Schließlich werde ich leicht frustriert und zeige ihm meinen Führerschein. Könnte ich damit ein Auto mieten? Er hängt sich an die Strippe und findet heraus: Prinzipiell ja. Aber praktisch, nein. Ich bräuchte ein amtliches Dokument, dass faktisch nur die Angaben auf meinem Führerschein ins Japanische übersetzt. Dieses Dokument bekommt man auch in einigen Stellen, aber es kostet schon allein 30 Euro. Und es ist nur 3 Monate gültig. Und, wir dürfen den kleinen, völlig unwichtigen Fakt nicht vergessen, dass ich noch nie Linksverkehr gefahren bin.

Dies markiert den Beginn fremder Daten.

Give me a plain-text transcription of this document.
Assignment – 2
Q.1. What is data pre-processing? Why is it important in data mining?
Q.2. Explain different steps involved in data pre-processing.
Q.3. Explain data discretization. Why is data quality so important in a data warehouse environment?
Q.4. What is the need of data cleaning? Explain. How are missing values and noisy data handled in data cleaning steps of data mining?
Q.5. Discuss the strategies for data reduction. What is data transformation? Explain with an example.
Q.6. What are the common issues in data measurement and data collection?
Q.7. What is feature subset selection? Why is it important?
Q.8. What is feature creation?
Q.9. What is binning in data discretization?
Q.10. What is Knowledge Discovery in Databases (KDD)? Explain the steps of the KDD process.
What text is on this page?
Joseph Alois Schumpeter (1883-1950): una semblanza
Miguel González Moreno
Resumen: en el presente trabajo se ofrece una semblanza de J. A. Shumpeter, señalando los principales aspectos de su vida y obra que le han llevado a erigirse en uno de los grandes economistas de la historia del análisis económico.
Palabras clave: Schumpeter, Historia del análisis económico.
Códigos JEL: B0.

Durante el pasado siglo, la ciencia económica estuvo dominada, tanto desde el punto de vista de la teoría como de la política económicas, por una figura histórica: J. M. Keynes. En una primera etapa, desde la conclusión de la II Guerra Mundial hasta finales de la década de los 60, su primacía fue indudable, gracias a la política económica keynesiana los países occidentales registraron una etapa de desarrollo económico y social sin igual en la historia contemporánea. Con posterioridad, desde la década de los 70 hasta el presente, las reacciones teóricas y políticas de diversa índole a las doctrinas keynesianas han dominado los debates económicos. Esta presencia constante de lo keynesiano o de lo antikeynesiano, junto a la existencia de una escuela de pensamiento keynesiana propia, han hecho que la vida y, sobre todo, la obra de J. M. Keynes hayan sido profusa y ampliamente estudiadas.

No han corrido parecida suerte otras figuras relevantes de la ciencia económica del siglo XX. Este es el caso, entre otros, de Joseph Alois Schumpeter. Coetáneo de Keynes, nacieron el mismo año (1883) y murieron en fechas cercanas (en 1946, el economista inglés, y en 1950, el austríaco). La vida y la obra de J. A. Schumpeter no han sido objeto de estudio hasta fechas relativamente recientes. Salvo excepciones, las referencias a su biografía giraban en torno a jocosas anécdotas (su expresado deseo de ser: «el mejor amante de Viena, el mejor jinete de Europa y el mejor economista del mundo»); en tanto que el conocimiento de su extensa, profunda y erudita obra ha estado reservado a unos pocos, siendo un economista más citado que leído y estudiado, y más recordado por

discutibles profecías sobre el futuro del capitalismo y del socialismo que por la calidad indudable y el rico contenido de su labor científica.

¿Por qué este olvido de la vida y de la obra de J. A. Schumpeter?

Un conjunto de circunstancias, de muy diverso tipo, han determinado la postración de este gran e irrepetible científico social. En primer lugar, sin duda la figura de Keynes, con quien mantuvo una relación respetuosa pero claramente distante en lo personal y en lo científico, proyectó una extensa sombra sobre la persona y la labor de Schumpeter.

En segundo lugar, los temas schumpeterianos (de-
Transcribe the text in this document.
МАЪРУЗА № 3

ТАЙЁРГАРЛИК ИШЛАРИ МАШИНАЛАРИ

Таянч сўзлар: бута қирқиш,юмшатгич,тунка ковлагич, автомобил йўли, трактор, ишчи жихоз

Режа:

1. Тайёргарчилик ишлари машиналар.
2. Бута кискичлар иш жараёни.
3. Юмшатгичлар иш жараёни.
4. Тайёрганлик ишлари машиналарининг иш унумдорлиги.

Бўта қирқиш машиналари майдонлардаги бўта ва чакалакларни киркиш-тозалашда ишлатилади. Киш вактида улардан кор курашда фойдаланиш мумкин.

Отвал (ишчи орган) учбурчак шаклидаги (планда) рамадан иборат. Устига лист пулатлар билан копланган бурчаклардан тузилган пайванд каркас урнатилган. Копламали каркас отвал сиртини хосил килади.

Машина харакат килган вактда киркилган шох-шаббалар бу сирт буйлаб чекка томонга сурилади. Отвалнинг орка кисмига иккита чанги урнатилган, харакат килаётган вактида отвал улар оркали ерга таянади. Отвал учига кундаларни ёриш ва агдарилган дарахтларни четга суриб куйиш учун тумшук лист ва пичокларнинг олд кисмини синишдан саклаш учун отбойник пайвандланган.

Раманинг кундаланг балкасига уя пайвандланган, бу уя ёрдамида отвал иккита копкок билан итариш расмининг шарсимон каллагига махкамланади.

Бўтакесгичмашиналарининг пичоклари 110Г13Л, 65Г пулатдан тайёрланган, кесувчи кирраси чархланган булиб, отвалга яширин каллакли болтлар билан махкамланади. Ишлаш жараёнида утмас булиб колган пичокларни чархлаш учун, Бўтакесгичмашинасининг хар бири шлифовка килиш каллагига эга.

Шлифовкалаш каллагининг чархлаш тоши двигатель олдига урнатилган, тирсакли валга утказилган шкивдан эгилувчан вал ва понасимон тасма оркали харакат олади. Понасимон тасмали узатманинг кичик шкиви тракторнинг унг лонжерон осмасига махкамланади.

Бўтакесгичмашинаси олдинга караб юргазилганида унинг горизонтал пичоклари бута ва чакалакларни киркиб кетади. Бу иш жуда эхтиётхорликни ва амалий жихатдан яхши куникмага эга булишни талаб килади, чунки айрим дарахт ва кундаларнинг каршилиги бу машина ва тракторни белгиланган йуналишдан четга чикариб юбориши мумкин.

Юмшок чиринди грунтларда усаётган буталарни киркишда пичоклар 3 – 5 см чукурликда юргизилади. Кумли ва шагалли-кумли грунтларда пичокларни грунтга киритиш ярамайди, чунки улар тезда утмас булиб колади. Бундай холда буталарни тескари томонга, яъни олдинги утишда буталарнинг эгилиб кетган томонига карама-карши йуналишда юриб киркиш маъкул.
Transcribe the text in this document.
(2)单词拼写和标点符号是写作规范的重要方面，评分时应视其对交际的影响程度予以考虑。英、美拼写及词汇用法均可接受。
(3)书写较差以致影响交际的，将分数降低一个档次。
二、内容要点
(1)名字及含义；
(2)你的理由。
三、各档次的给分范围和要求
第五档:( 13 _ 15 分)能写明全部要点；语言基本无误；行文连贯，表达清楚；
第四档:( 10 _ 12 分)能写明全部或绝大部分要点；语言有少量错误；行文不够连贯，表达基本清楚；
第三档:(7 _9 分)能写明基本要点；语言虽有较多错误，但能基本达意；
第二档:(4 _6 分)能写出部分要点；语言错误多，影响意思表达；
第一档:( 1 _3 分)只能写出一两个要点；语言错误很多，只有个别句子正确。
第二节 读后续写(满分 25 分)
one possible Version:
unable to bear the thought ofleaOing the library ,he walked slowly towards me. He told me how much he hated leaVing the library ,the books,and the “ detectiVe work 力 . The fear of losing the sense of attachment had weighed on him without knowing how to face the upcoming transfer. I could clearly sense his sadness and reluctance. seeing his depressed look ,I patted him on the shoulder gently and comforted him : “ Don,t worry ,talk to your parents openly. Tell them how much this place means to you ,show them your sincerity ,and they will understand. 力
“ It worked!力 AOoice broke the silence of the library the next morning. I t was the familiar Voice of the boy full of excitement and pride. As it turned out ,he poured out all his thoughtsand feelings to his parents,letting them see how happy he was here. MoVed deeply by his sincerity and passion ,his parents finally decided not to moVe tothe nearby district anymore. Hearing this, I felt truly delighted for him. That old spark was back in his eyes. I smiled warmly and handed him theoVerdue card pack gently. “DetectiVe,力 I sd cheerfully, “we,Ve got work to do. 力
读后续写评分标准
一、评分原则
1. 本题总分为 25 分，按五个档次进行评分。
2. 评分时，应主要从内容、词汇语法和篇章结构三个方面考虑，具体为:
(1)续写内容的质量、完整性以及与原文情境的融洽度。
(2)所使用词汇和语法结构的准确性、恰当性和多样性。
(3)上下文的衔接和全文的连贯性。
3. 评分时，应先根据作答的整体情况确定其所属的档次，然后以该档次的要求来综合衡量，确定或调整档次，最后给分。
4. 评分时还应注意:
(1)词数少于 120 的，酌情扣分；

Meine übrigen Optionen sind: Im Dorf nach befahrzeugten Japanern Ausschau halten und sie zwingen, mich mitzunehmen. Ein Fahrrad mieten und die Strecke bis zu den Parkplätzen bergauf radeln (wie lange auch immer das dauert). Oder solange die Luft anhalten bis irgendwas passiert.

Doch wie gesagt, die Leute in der Touristeninformation sind sehr freundlich und wirklich hilfreich. Schließlich haben sie sogar einen guten Restauranttipp auf Lager, den ich mir zum morgigen Sonntag gönnen werde. Ein ehemaliger Pilot hat in Chitose ein Dschingis Kahn Restaurant aufgemacht. Winziger Raum, in dem sich aber die Piloten gerne die Klinke in die Hand geben und das Essen super sein soll. Knackpunkt? Der Chef kauft ein, und wenn das Fleisch alle ist, macht er zu. Das kann eine, oder zwei Stunden, aber niemals wirklich lange dauern. Hoffen wir, dass ich noch was abbekomme.  

1 Kommentar:

  1. Ohne Auto ist das wirklich doof. Genau genommen ist es in Japan nicht mal mit einem internationalen Führerschein erlaubt zu fahren (obwohl einem nicht viel passiert, wenn man erwischt wird wurde uns gesagt)

    Ich hoffe du findest noch einen fahrbaren Untersatz, der dich zum See bringt und ansonsten nichts wie weg aus Chitose. Für Trostlos hat es bis nach dem Urlaub Zeit.